By speedwell (not verified) on 08 Oct 2008 #permalink

And sometimes they just fail completely when naming things. Reference the emu for instance.

There really is only one possible choice!!!
"After the collision the billiard ball had momentum of 18.3 Aristotles".

By Peter Farrell (not verified) on 08 Oct 2008 #permalink

Seem to remember there was a proposal a few years back to name it after Descartes. I think he was the first to seriously study the quantity mv.

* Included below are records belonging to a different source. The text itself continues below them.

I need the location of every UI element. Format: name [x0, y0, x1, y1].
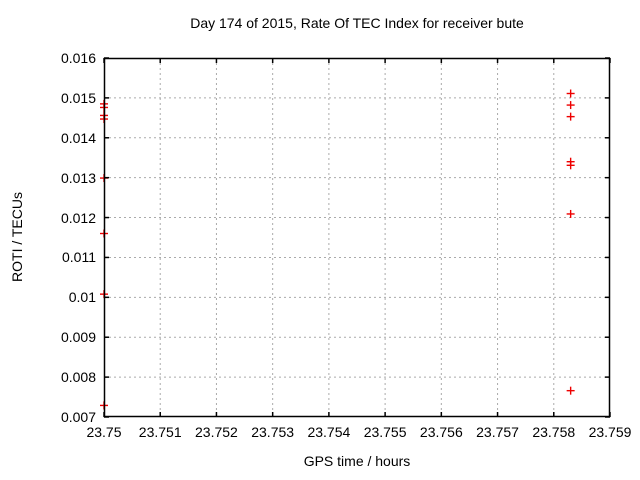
x-tick-label: 23.754	[307, 424, 351, 440]
plot-area	[100, 57, 611, 418]
y-tick-label: 0.008	[60, 369, 96, 386]
x-tick-label: 23.751	[138, 424, 182, 440]
y-tick-label: 0.016	[60, 50, 96, 66]
plot-canvas	[100, 57, 611, 418]
y-tick-label: 0.007	[60, 409, 96, 425]
x-tick-label: 23.758	[532, 424, 576, 440]
y-tick-label: 0.013	[60, 169, 96, 186]
y-tick-label: 0.015	[60, 89, 96, 106]
x-tick-label: 23.752	[195, 424, 238, 440]
x-tick-label: 23.75	[86, 424, 122, 440]
plot-border	[103, 57, 611, 418]
axes-border	[103, 57, 611, 418]
x-tick-label: 23.756	[419, 424, 463, 440]
x-tick-label: 23.753	[251, 424, 295, 440]
grid-lines	[104, 58, 610, 417]
chart-title: Day 174 of 2015, Rate Of TEC Index for r…	[190, 15, 524, 31]
y-tick-label: 0.01	[68, 289, 96, 306]
x-axis-label: GPS time / hours	[303, 453, 411, 469]
y-axis-label: ROTI / TECUs	[9, 192, 25, 282]
y-tick-label: 0.009	[60, 329, 96, 346]
y-tick-label: 0.011	[62, 249, 96, 266]
x-tick-label: 23.757	[476, 424, 519, 440]
x-tick-label: 23.759	[588, 424, 632, 440]
y-tick-label: 0.014	[60, 129, 96, 146]
x-tick-label: 23.755	[363, 424, 407, 440]
y-tick-label: 0.012	[60, 209, 96, 226]
data-points	[100, 89, 575, 410]
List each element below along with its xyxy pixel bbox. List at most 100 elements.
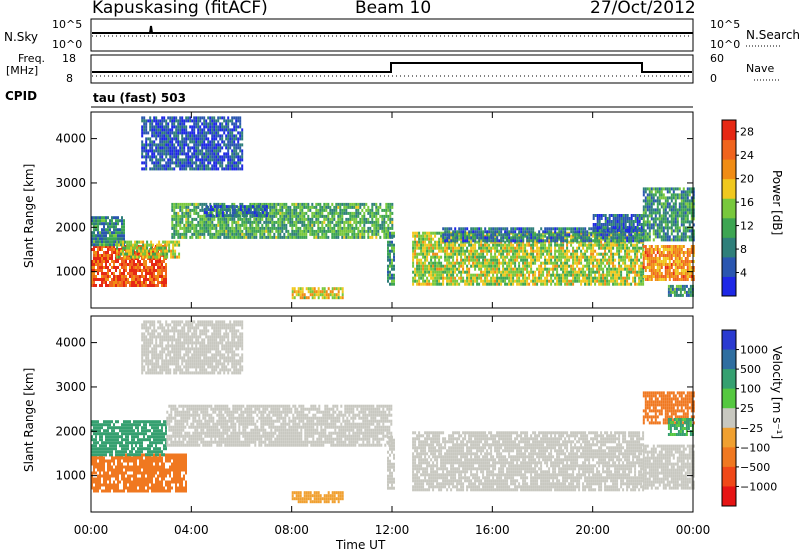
power-colorbar-label: 8 (740, 243, 747, 256)
velocity-colorbar-label: 500 (740, 363, 761, 376)
y-tick-label: 4000 (55, 132, 86, 146)
cpid-value: tau (fast) 503 (93, 91, 186, 105)
x-tick-label: 00:00 (74, 523, 109, 537)
power-colorbar-label: 12 (740, 220, 754, 233)
data-region-1 (91, 420, 167, 457)
freq-panel-frame (90, 54, 694, 84)
data-region-5 (291, 287, 344, 300)
velocity-colorbar-swatch (722, 408, 736, 429)
cpid-label: CPID (5, 89, 38, 103)
power-colorbar-swatch (722, 276, 736, 297)
freq-unit: [MHz] (6, 64, 39, 77)
nave-label: Nave (746, 62, 775, 75)
x-tick-label: 20:00 (575, 523, 610, 537)
velocity-colorbar-swatch (722, 466, 736, 487)
velocity-colorbar-swatch (722, 349, 736, 370)
velocity-colorbar-label: −500 (740, 461, 770, 474)
data-region-2 (116, 240, 181, 259)
data-region-4 (387, 435, 395, 490)
velocity-colorbar-label: −100 (740, 441, 770, 454)
velocity-colorbar-frame (721, 329, 737, 507)
velocity-colorbar-swatch (722, 369, 736, 390)
data-region-6 (387, 231, 395, 286)
power-colorbar-swatch (722, 159, 736, 180)
power-heatmap (91, 116, 695, 300)
data-region-6 (642, 444, 695, 490)
axes: 1000 2000 3000 4000 00:00 04:00 08:00 12:00 16:0… (55, 112, 710, 537)
nsky-trace (92, 25, 693, 34)
x-axis-title: Time UT (336, 538, 386, 552)
x-tick-label: 04:00 (174, 523, 209, 537)
velocity-colorbar-label: 1000 (740, 344, 768, 357)
velocity-colorbar-label: 100 (740, 383, 761, 396)
data-region-13 (141, 116, 244, 171)
data-region-2 (166, 404, 393, 447)
x-tick-label: 16:00 (475, 523, 510, 537)
power-colorbar-swatch (722, 120, 736, 141)
velocity-colorbar-label: 25 (740, 402, 754, 415)
data-region-7 (642, 391, 695, 425)
power-colorbar-label: 4 (740, 267, 747, 280)
y-tick-label: 3000 (55, 380, 86, 394)
data-region-9 (141, 320, 244, 375)
nsky-label: N.Sky (4, 30, 39, 44)
data-region-4 (203, 205, 268, 218)
nave-tick-high: 60 (710, 52, 724, 65)
nsky-tick-high: 10^5 (52, 18, 83, 31)
freq-label: Freq. (18, 52, 46, 65)
y-tick-label: 1000 (55, 265, 86, 279)
velocity-colorbar-swatch (722, 388, 736, 409)
freq-trace (92, 62, 692, 73)
nave-tick-low: 0 (710, 72, 717, 85)
data-region-0 (91, 453, 187, 493)
nsky-tick-low: 10^0 (52, 38, 83, 51)
power-colorbar-swatch (722, 217, 736, 238)
power-colorbar-swatch (722, 237, 736, 258)
power-colorbar-label: 24 (740, 149, 754, 162)
data-region-11 (642, 187, 695, 242)
power-colorbar-label: 28 (740, 126, 754, 139)
data-region-7 (412, 231, 645, 286)
power-colorbar-title: Power [dB] (770, 170, 784, 236)
power-colorbar-label: 16 (740, 196, 754, 209)
freq-tick-low: 8 (66, 72, 73, 85)
data-region-5 (412, 431, 645, 492)
nsearch-tick-high: 10^5 (710, 18, 741, 31)
power-colorbar-frame (721, 119, 737, 297)
beam-label: Beam 10 (355, 0, 432, 18)
y-tick-label: 2000 (55, 220, 86, 234)
power-colorbar-swatch (722, 139, 736, 160)
colorbars: 4 8 12 16 20 24 28 1000 500 100 25 −25 −100 −500 −1000 (721, 119, 777, 507)
data-region-3 (291, 491, 344, 504)
x-tick-label: 12:00 (375, 523, 410, 537)
velocity-y-axis-title: Slant Range [km] (22, 367, 36, 472)
velocity-colorbar-swatch (722, 447, 736, 468)
y-tick-label: 1000 (55, 469, 86, 483)
velocity-heatmap (91, 320, 695, 504)
velocity-colorbar-swatch (722, 486, 736, 507)
data-region-9 (592, 214, 645, 232)
x-tick-label: 00:00 (676, 523, 711, 537)
power-colorbar-swatch (722, 198, 736, 219)
power-colorbar-swatch (722, 256, 736, 277)
data-region-10 (642, 245, 695, 281)
velocity-colorbar-label: −25 (740, 422, 763, 435)
station-title: Kapuskasing (fitACF) (92, 0, 268, 18)
power-y-axis-title: Slant Range [km] (22, 163, 36, 268)
nsky-panel-frame (90, 18, 694, 52)
y-tick-label: 3000 (55, 176, 86, 190)
velocity-colorbar-swatch (722, 330, 736, 351)
data-region-8 (667, 418, 694, 436)
nsearch-tick-low: 10^0 (710, 38, 741, 51)
y-tick-label: 4000 (55, 336, 86, 350)
power-colorbar-label: 20 (740, 173, 754, 186)
nsearch-label: N.Search (746, 28, 800, 42)
date-label: 27/Oct/2012 (590, 0, 696, 18)
data-region-12 (667, 284, 694, 297)
x-tick-label: 08:00 (274, 523, 309, 537)
velocity-colorbar-label: −1000 (740, 480, 777, 493)
y-tick-label: 2000 (55, 424, 86, 438)
freq-tick-high: 18 (62, 52, 76, 65)
velocity-colorbar-title: Velocity [m s⁻¹] (770, 346, 784, 440)
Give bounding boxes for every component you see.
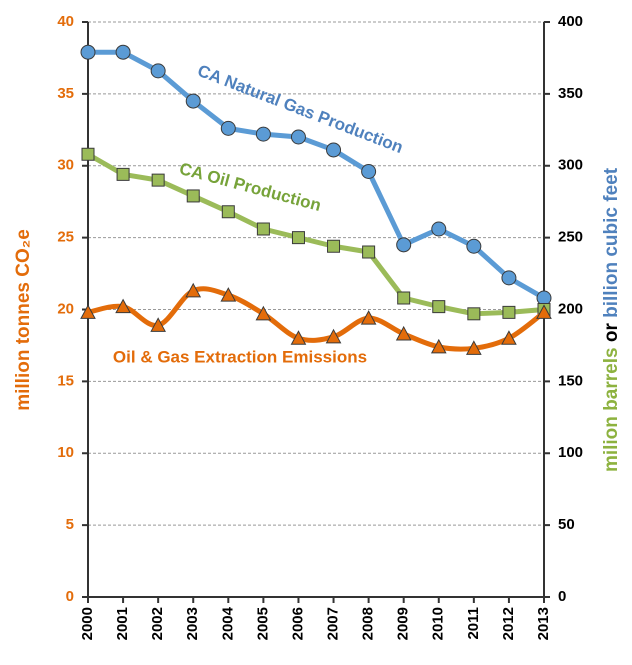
marker bbox=[150, 317, 166, 332]
marker bbox=[220, 287, 237, 302]
marker bbox=[115, 44, 131, 60]
marker bbox=[362, 245, 376, 259]
y-axis-label: million tonnes CO₂e bbox=[13, 229, 34, 411]
marker bbox=[430, 338, 447, 354]
marker bbox=[327, 239, 341, 253]
y2-tick-label: 350 bbox=[558, 85, 583, 102]
x-tick-label: 2002 bbox=[149, 607, 166, 640]
y2-tick-label: 100 bbox=[558, 444, 583, 461]
marker bbox=[220, 120, 236, 136]
marker bbox=[396, 237, 412, 253]
marker bbox=[361, 164, 377, 179]
y-tick-label: 10 bbox=[57, 444, 74, 461]
marker bbox=[360, 310, 377, 325]
y2-tick-label: 200 bbox=[558, 300, 583, 317]
marker bbox=[255, 305, 272, 321]
y2-tick-label: 250 bbox=[558, 229, 583, 246]
x-tick-label: 2005 bbox=[254, 607, 271, 640]
marker bbox=[467, 307, 481, 321]
marker bbox=[395, 325, 412, 341]
marker bbox=[290, 330, 307, 345]
x-tick-label: 2004 bbox=[219, 606, 236, 640]
x-tick-label: 2008 bbox=[360, 607, 377, 640]
marker bbox=[81, 147, 95, 161]
x-tick-label: 2012 bbox=[500, 607, 517, 640]
marker bbox=[432, 300, 446, 314]
marker bbox=[290, 129, 306, 145]
marker bbox=[291, 231, 305, 245]
marker bbox=[502, 305, 516, 319]
y2-tick-label: 300 bbox=[558, 157, 583, 174]
marker bbox=[466, 238, 482, 254]
marker bbox=[255, 126, 271, 142]
x-tick-label: 2006 bbox=[289, 607, 306, 640]
x-tick-label: 2003 bbox=[184, 607, 201, 640]
y2-tick-label: 0 bbox=[558, 588, 566, 605]
y2-axis-label: milion barrels or billion cubic feet bbox=[601, 167, 622, 472]
series-label: Oil & Gas Extraction Emissions bbox=[113, 347, 367, 366]
marker bbox=[256, 222, 270, 236]
x-tick-label: 2009 bbox=[395, 607, 412, 640]
x-tick-label: 2000 bbox=[79, 607, 96, 640]
y-tick-label: 5 bbox=[66, 516, 74, 533]
y2-label-part: billion cubic feet bbox=[601, 167, 622, 318]
x-tick-label: 2007 bbox=[325, 607, 342, 640]
marker bbox=[186, 189, 200, 203]
x-tick-label: 2011 bbox=[465, 607, 482, 640]
marker bbox=[116, 167, 130, 181]
marker bbox=[536, 290, 552, 306]
marker bbox=[151, 173, 165, 187]
y-tick-label: 40 bbox=[57, 13, 74, 30]
marker bbox=[185, 93, 201, 109]
marker bbox=[325, 328, 342, 344]
y2-tick-label: 50 bbox=[558, 516, 575, 533]
marker bbox=[150, 63, 166, 79]
marker bbox=[536, 304, 552, 319]
marker bbox=[80, 304, 96, 319]
marker bbox=[326, 142, 342, 158]
y-tick-label: 15 bbox=[57, 372, 74, 389]
marker bbox=[431, 221, 447, 237]
x-tick-label: 2013 bbox=[535, 607, 552, 640]
y2-label-part: or bbox=[601, 323, 622, 343]
y2-tick-label: 400 bbox=[558, 13, 583, 30]
marker bbox=[501, 330, 517, 345]
y-tick-label: 0 bbox=[66, 588, 74, 605]
series-label: CA Oil Production bbox=[177, 159, 323, 215]
y-tick-label: 30 bbox=[57, 157, 74, 174]
y2-label-part: milion barrels bbox=[601, 347, 622, 472]
marker bbox=[501, 270, 517, 286]
marker bbox=[80, 44, 96, 60]
y-tick-label: 25 bbox=[57, 229, 74, 246]
marker bbox=[466, 340, 482, 355]
y2-tick-label: 150 bbox=[558, 372, 583, 389]
x-tick-label: 2001 bbox=[114, 607, 131, 640]
y-tick-label: 35 bbox=[57, 85, 74, 102]
marker bbox=[115, 298, 131, 314]
marker bbox=[221, 205, 235, 219]
marker bbox=[185, 282, 202, 298]
x-tick-label: 2010 bbox=[430, 607, 447, 640]
marker bbox=[397, 291, 411, 305]
y-tick-label: 20 bbox=[57, 300, 74, 317]
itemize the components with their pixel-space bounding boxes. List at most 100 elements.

The answer for the symbol (p) is closely tied to the lack of a unit name. After all, some of the names listed above are fairly new. It wasn't that long ago (sixty years) that force was in dynes and energy in ergs. Forty years ago, Halliday and Resnick were compelled to have an entire appendix devoted to conversion from MKS to the (then) more widely used cgs "gaussian" system of units.

Using "p" for momentum only goes back to the development of theoretical mechanics in the late 19th century, the q and p we all know and love. [There it seems to have been used only because q is next to r in the alphabet, hence a good choice for a generalized position, and p is next to q.] It had to work its way down from advanced textbooks to introductory ones. I suspect, but cannot prove, that it came into intro physics with the 1950s reform of physics education, to introduce that symbol and concept at an earlier point in the curriculum. I know that p was not used for momentum in a well used (a 1939 edition in its 23rd printing by 1947) intro physics textbook. All you saw was "mv" in the *very* short section devoted to the topic. Ditto for some older textbooks I own. Unlike today's pedagogy, which emphasizes the insight of Hamilton and Lagrange, momentum did not even rate a chapter in that mid-century book!

As for unit names, I thought the best choice would have been the newton. After all, momentum is what Newton was talking about most of the time when discussing "inertia" and defining the second law.

So name it the Dangerfield, since it doesn't get enough respect.